Donald Trump’s presidency could set U.S. climate change policy back by decades. Back in 2012, the now-President-elect tweeted out his skepticism about climate change, arguing that it was a ploy to deplete the U.S. manufacturing industry. “The concept of global warming was created by and for the Chinese in order to make U.S. manufacturing non-competitive,” he wrote. Throughout the campaign, he and his team struggled to define Trump’s stance on climate change and the role that human advancement has played in the matter. Despite the ambiguity in Trump’s stance toward global warming, however, he did make it clear that he valued corporate profit and deregulation over preservation of the planet.
He pledged to remove the U.S. from the Paris Climate Agreement, and while this may be politically more complicated than he has envisioned, there is definitely room for him to circumvent the provisions of the deal. Each country is responsible for setting their own standards within the confines of the agreement, and it is likely that Trump will seek to protect business interests at the expense of upholding the U.S.’s part of the deal. There could be major consequences to this, however, as CNN notes that “U.S. reversal would likely also cause other major carbon emitting nations, like China or India, to at least slow their own efforts.”

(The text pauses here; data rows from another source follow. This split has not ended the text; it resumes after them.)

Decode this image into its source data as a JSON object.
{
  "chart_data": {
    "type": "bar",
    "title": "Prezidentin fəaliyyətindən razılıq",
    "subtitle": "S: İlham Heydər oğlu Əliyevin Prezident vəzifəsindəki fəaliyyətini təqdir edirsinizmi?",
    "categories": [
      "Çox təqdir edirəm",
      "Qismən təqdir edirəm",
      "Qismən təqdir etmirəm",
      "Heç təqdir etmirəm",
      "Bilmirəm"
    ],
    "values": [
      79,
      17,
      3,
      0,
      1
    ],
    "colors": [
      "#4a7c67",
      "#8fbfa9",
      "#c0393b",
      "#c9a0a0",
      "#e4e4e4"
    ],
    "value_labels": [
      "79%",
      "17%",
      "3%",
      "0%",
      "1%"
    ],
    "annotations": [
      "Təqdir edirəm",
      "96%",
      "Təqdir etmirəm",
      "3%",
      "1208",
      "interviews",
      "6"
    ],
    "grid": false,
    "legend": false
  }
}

In addition to Trump’s own stance on the issue, he has now taken an egregious step in the wrong direction by appointing a known climate change denier and business advocate to run the EPA. There were warning signs of such a pick when Trump announced that Myron Ebell, regarded by climate activists as a global terrorist, would be heading the EPA transition team. Ebell is one of the most prominent climate change deniers and is known to have accepted money from fossil fuel companies to disseminate false information about climate change. Trump has since selected Oklahoma Attorney General Scott Pruitt to lead the agency in his administration, which reveals that Ebell’s placement was just the beginning of a war against progress on climate policy.
Just last year, Pruitt stated that “debate is far from settled” on climate change. That’s simply not true. There exists a massive scientific consensus over the fact that Earth is heating at an unprecedented rate due to human activity. But, surely Pruitt, with no climate science experience under his belt, knows better than the global scientific community. As Oklahoma’s AG, Pruitt has been paid by fossil fuel companies to fight the EPA – the very organization he will lead next year – over regulation, while using American tax dollars to do so.
He has sued the EPA over regulations and limitations pertaining to air quality and pollution, aiming to protect businesses that contribute immensely to green house gas emissions. A New York Times piece found that Pruitt had an “unprecedented, secretive” alliance with fossil fuel companies, whereby he has received an excess of $300,000 in donations from the industry in the past 14 years.
Trump’s pick does not come as a surprise in light of his decision to let Ebell head the transition, but it might given his recent conversation with Al Gore. "I had a lengthy and very productive session with the President-elect," said Gore following a conversation with Trump earlier this week. "It was a sincere search for areas of common ground. I had a meeting beforehand with Ivanka Trump. The bulk of the time was with the President-elect, Donald Trump. I found it an extremely interesting conversation, and to be continued, and I'm just going to leave it at that."
Gore and Pruitt certainly do not see eye-to-eye on climate change policy, and thus Trump’s decision appears to disregard anything he and Gore might have discussed behind closed doors.
What do you think about Pruitt leading the EPA?